NEW YORK, 29 May 2019 (Office of Information and Communications Technology) - The Secretariat of the United Nations High-Level Committee on Management (HLCM) today announced that a team from the University of Bologna, Italy, won a global challenge for the Extraction and Elicitation of United Nations General Assembly Resolutions. The University of Bologna team was formed by Monica Palmirani, Fabio Vitali, Silvio Peroni, Aldo Gangemi, Andrea Nuzzolese, Octavian Bujor, Biagio Distefano, Francesco Draicchio, Davide Liga and Francesco Sovrano.

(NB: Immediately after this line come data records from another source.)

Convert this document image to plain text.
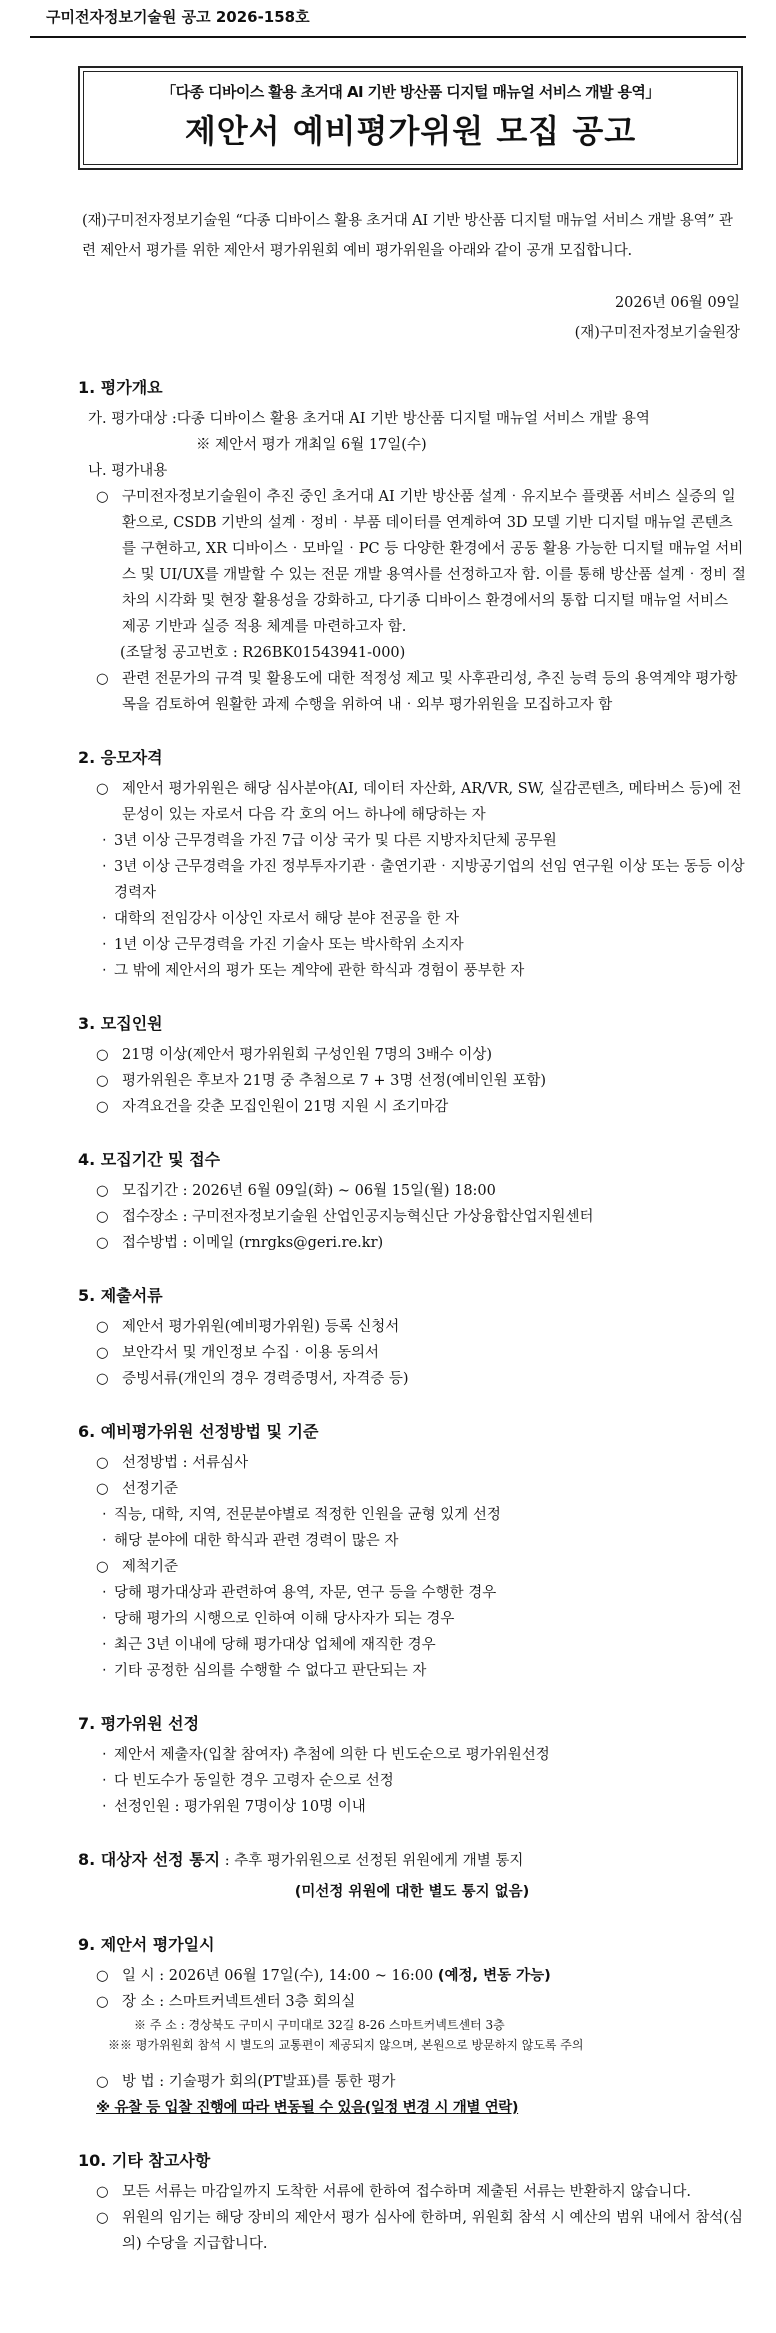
구미전자정보기술원 공고 2026-158호
｢다종 디바이스 활용 초거대 AI 기반 방산품 디지털 매뉴얼 서비스 개발 용역｣
제안서 예비평가위원 모집 공고

(재)구미전자정보기술원 “다종 디바이스 활용 초거대 AI 기반 방산품 디지털 매뉴얼 서비스 개발 용역” 관련 제안서 평가를 위한 제안서 평가위원회 예비 평가위원을 아래와 같이 공개 모집합니다.

2026년 06월 09일
(재)구미전자정보기술원장
1. 평가개요
가. 평가대상 : 다종 디바이스 활용 초거대 AI 기반 방산품 디지털 매뉴얼 서비스 개발 용역
※ 제안서 평가 개최일 6월 17일(수)
나. 평가내용
○ 구미전자정보기술원이 추진 중인 초거대 AI 기반 방산품 설계‧유지보수 플랫폼 서비스 실증의 일환으로, CSDB 기반의 설계‧정비‧부품 데이터를 연계하여 3D 모델 기반 디지털 매뉴얼 콘텐츠를 구현하고, XR 디바이스‧모바일‧PC 등 다양한 환경에서 공동 활용 가능한 디지털 매뉴얼 서비스 및 UI/UX를 개발할 수 있는 전문 개발 용역사를 선정하고자 함. 이를 통해 방산품 설계‧정비 절차의 시각화 및 현장 활용성을 강화하고, 다기종 디바이스 환경에서의 통합 디지털 매뉴얼 서비스 제공 기반과 실증 적용 체계를 마련하고자 함.
(조달청 공고번호 : R26BK01543941-000)
○ 관련 전문가의 규격 및 활용도에 대한 적정성 제고 및 사후관리성, 추진 능력 등의 용역계약 평가항목을 검토하여 원활한 과제 수행을 위하여 내‧외부 평가위원을 모집하고자 함
2. 응모자격
○ 제안서 평가위원은 해당 심사분야(AI, 데이터 자산화, AR/VR, SW, 실감콘텐츠, 메타버스 등)에 전문성이 있는 자로서 다음 각 호의 어느 하나에 해당하는 자
‧ 3년 이상 근무경력을 가진 7급 이상 국가 및 다른 지방자치단체 공무원
‧ 3년 이상 근무경력을 가진 정부투자기관‧출연기관‧지방공기업의 선임 연구원 이상 또는 동등 이상 경력자
‧ 대학의 전임강사 이상인 자로서 해당 분야 전공을 한 자
‧ 1년 이상 근무경력을 가진 기술사 또는 박사학위 소지자
‧ 그 밖에 제안서의 평가 또는 계약에 관한 학식과 경험이 풍부한 자
3. 모집인원
○ 21명 이상(제안서 평가위원회 구성인원 7명의 3배수 이상)
○ 평가위원은 후보자 21명 중 추첨으로 7 + 3명 선정(예비인원 포함)
○ 자격요건을 갖춘 모집인원이 21명 지원 시 조기마감
4. 모집기간 및 접수
○ 모집기간 : 2026년 6월 09일(화) ~ 06월 15일(월) 18:00
○ 접수장소 : 구미전자정보기술원 산업인공지능혁신단 가상융합산업지원센터
○ 접수방법 : 이메일 (rnrgks@geri.re.kr)
5. 제출서류
○ 제안서 평가위원(예비평가위원) 등록 신청서
○ 보안각서 및 개인정보 수집‧이용 동의서
○ 증빙서류(개인의 경우 경력증명서, 자격증 등)
6. 예비평가위원 선정방법 및 기준
○ 선정방법 : 서류심사
○ 선정기준
‧ 직능, 대학, 지역, 전문분야별로 적정한 인원을 균형 있게 선정
‧ 해당 분야에 대한 학식과 관련 경력이 많은 자
○ 제척기준
‧ 당해 평가대상과 관련하여 용역, 자문, 연구 등을 수행한 경우
‧ 당해 평가의 시행으로 인하여 이해 당사자가 되는 경우
‧ 최근 3년 이내에 당해 평가대상 업체에 재직한 경우
‧ 기타 공정한 심의를 수행할 수 없다고 판단되는 자
7. 평가위원 선정
‧ 제안서 제출자(입찰 참여자) 추첨에 의한 다 빈도순으로 평가위원선정
‧ 다 빈도수가 동일한 경우 고령자 순으로 선정
‧ 선정인원 : 평가위원 7명이상 10명 이내
8. 대상자 선정 통지 : 추후 평가위원으로 선정된 위원에게 개별 통지
(미선정 위원에 대한 별도 통지 없음)
9. 제안서 평가일시
○ 일 시 : 2026년 06월 17일(수), 14:00 ~ 16:00 (예정, 변동 가능)
○ 장 소 : 스마트커넥트센터 3층 회의실
※ 주 소 : 경상북도 구미시 구미대로 32길 8-26 스마트커넥트센터 3층
※※ 평가위원회 참석 시 별도의 교통편이 제공되지 않으며, 본원으로 방문하지 않도록 주의
○ 방 법 : 기술평가 회의(PT발표)를 통한 평가
※ 유찰 등 입찰 진행에 따라 변동될 수 있음(일정 변경 시 개별 연락)
10. 기타 참고사항
○ 모든 서류는 마감일까지 도착한 서류에 한하여 접수하며 제출된 서류는 반환하지 않습니다.
○ 위원의 임기는 해당 장비의 제안서 평가 심사에 한하며, 위원회 참석 시 예산의 범위 내에서 참석(심의) 수당을 지급합니다.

This challenge was organized by the United Nations High-Level Committee on Management (HLCM) of the United Nations Chief Executives Board for Coordination (CEB) and was hosted on “Unite Ideas”. Unite Ideas is an open innovation and crowdsourcing platform provided by the United Nations Office of Information and Communications Technology. It is intended to empower computer scientists and innovators worldwide from academia, civil society and the private sector to tackle complex issues faced by the Organization and its members.
The challenge aimed to engage computer scientists to produce a programme capable of analysing official United Nations Documents and extracting and tagging entities and structures.
The challenge is part of the ongoing efforts by HLCM and its lead partners, such as the UN Department of General Assembly and Conference Management (DGACM) and the Food and Agriculture Organization, to produce documents in the machine-readable standard Akoma Ntoso forthe United Nations (AKN4UN), the adopted UN standard for parliamentary, legislative and judiciary documents. These enhanced documents would improve accessibility and retrieval of information for Member States, UN Staff, researchers and policymakers worldwide, supporting informed and efficient decision-making.
The winning team made available an open source tool called SANKOFA (Semantic Annotation of Knowledge Featuring Akoma Ntoso), capable of formatting United Nations resolutions and extracting knowledge from the text by employing natural language processing techniques. SANKOFA can detect the structure of a document, its references, as well as the names of the persons, the places and the organizations mentioned in it, among other attributes.
The Judging Panel also commended the work of a second team that participated in the challenge, that from Sheffield University, formed by Adam Funk, Kalina Bontcheva, Mark A. Greenwood, and Ian Roberts. Their solution, Open-source text processing with GATE, based on the open source software toolkit GATE, was considered very promising and worthy of further development.